John James Dix, Sr., businessman, judge, and Unionist, was born on April 12, 1796, at Littleton, Massachusetts. He ran away to sea in 1810 and served on an American privateer in the War of 1812. For a period he was engaged in cutting the English brig Don Cossack out of a California port. He made a voyage to the Sandwich Islands (Hawaii) from Mystic, Massachusetts, in 1820 and became interested in Pacific trading. In 1825 he was wrecked on the north island of New Zealand while trading between the Sandwich Islands and the islands of the South Pacific. On his return he married Mary Eliza Hayes, and they settled at Dixboro, a village he had surveyed in Washtenaw County, Michigan Territory. The town, just north of Ann Arbor, retains his name.
Dix moved his family to Texas in February 1834 and settled in Washington County. He was a part of the Texas force that took San Antonio in the siege of Bexar in 1835. He surveyed land that later became part of Coryell County but decided to live near the coast in 1849, when he moved to Corpus Christi. Upon arriving there, he and his sons constructed the Dix House, for many years one of the leading hotels of Corpus Christi. The Dix House was called the Seaside Hotel when Dix moved to Duval County. During the 1850s and 1860s his wife taught both Black and White children regularly in the second-story meetingroom of the Dix House. As a strong Unionist, he opposed secession with vigor and reason. The last Confederate grand jury in Nueces County indicted him and several other prominent Unionists for treason but did not remain to prosecute the charge when the United States Army occupied the town. When he was appointed chief justice, these political indictments were quashed. Dix was appointed postmaster of Corpus Christi in 1869 but was able to serve only a short time.

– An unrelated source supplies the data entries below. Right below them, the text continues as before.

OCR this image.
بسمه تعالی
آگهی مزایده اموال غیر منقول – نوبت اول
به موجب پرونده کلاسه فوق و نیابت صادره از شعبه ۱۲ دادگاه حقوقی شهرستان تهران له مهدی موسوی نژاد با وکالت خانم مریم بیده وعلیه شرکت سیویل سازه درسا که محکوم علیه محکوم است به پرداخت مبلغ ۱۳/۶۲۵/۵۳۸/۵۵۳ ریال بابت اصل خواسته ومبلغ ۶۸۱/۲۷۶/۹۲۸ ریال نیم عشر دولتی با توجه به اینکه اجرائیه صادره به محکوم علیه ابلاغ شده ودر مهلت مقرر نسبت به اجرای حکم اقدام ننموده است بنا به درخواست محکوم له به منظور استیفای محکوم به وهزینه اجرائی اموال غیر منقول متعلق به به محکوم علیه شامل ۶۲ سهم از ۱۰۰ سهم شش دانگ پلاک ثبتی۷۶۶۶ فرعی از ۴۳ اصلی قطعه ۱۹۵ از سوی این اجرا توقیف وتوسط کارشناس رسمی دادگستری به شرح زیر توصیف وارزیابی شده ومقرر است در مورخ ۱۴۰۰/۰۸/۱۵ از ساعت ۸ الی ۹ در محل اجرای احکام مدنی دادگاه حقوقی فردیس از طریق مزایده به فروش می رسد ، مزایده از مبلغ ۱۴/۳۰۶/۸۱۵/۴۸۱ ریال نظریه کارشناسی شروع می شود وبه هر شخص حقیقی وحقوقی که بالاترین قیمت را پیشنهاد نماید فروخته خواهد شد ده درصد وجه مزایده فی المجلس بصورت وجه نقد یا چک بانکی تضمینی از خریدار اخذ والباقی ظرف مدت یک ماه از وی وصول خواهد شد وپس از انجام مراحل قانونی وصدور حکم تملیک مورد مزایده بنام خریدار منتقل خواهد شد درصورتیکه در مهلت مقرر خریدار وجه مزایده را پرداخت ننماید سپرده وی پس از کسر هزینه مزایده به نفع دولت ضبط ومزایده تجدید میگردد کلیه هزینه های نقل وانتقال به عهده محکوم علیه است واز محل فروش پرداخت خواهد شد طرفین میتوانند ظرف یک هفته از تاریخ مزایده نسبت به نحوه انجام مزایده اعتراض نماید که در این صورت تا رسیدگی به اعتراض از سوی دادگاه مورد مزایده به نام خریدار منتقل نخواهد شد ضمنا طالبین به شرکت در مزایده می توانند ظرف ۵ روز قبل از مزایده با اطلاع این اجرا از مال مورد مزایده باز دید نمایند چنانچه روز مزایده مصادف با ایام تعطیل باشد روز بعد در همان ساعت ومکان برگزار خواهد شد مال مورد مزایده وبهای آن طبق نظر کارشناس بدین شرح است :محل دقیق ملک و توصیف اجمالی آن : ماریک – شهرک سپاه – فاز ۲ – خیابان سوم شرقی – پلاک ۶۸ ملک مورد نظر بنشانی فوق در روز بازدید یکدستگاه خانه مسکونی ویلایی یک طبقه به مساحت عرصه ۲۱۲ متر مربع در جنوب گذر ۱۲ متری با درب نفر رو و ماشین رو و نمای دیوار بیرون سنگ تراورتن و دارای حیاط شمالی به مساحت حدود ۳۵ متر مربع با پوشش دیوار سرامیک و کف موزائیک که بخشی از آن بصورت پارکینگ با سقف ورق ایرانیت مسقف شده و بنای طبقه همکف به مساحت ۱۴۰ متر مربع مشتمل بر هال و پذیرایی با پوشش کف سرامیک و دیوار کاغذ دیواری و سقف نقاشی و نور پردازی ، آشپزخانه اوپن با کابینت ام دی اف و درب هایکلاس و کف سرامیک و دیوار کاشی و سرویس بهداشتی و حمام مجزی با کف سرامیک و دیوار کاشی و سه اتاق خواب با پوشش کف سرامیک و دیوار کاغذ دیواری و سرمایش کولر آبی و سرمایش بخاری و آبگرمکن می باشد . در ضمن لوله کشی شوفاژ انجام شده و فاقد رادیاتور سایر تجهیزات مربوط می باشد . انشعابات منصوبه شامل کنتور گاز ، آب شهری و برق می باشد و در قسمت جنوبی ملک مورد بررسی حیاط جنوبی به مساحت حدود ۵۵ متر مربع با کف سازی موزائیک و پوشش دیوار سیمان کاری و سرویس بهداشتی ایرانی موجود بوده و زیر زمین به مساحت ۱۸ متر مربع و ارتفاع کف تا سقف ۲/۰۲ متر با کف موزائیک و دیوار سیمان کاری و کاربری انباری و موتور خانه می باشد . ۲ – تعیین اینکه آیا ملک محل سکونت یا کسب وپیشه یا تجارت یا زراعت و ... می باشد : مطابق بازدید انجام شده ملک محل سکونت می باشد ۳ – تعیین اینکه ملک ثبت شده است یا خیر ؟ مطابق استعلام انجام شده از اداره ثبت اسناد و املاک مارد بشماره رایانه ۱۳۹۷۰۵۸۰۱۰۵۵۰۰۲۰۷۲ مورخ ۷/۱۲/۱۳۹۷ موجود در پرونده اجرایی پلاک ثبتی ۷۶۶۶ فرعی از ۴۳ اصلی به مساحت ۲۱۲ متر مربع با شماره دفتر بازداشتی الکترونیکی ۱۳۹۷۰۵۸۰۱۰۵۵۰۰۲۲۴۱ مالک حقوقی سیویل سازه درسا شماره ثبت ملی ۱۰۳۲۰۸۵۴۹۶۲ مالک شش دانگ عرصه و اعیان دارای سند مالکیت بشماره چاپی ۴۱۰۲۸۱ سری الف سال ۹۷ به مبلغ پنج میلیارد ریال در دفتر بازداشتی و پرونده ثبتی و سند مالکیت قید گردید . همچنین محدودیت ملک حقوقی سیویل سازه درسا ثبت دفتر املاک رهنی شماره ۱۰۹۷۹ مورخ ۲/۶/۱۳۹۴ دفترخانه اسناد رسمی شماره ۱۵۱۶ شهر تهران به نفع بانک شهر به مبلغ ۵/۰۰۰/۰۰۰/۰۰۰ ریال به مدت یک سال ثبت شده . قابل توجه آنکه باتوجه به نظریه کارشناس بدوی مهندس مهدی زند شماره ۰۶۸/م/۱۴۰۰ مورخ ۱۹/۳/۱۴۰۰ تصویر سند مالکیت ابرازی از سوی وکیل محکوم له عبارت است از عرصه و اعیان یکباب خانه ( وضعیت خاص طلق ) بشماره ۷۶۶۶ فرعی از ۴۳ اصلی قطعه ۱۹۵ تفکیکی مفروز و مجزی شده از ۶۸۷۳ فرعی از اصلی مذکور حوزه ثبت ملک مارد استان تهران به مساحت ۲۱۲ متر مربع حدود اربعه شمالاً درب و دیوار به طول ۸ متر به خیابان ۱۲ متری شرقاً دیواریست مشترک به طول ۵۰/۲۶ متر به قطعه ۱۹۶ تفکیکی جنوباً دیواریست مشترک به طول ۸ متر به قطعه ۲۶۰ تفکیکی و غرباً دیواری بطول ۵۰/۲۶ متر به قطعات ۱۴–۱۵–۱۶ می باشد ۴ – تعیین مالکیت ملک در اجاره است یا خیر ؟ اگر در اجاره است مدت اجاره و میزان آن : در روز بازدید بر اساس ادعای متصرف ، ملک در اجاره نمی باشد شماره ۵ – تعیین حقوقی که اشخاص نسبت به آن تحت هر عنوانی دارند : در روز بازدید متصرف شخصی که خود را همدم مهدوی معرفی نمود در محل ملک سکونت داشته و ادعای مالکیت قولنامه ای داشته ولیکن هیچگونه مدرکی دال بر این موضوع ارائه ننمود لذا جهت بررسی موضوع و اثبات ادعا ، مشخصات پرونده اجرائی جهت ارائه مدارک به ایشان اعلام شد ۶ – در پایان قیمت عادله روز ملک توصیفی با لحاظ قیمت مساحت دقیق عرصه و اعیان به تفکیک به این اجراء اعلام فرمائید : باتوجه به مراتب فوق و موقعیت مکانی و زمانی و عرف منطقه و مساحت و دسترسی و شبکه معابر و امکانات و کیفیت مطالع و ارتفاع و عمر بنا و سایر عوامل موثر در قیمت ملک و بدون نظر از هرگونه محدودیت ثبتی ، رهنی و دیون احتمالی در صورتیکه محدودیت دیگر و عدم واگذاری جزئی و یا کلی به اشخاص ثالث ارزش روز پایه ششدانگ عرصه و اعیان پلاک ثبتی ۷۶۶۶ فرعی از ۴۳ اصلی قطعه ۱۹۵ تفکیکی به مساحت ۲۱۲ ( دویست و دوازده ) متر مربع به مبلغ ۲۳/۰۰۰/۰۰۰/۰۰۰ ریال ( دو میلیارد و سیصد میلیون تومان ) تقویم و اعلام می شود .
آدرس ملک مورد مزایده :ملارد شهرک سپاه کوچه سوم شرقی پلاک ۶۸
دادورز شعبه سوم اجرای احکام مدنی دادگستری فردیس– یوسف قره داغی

In 1852 he helped organize the first Presbyterian church congregation in Corpus Christi. He introduced the idea of Sunday schools to the area and taught in them to the end of his life. Other churches in Corpus Christi followed his example and organized Sunday schools. Dix died of pneumonia in Corpus Christi on January 18, 1870, and was buried in the city cemetery. His son, John James Dix, Jr., became county judge of Duval County and a state representative, and his other sons, William, Theodore, Benjamin, and Olwyn, were distinguished citizens of South Texas.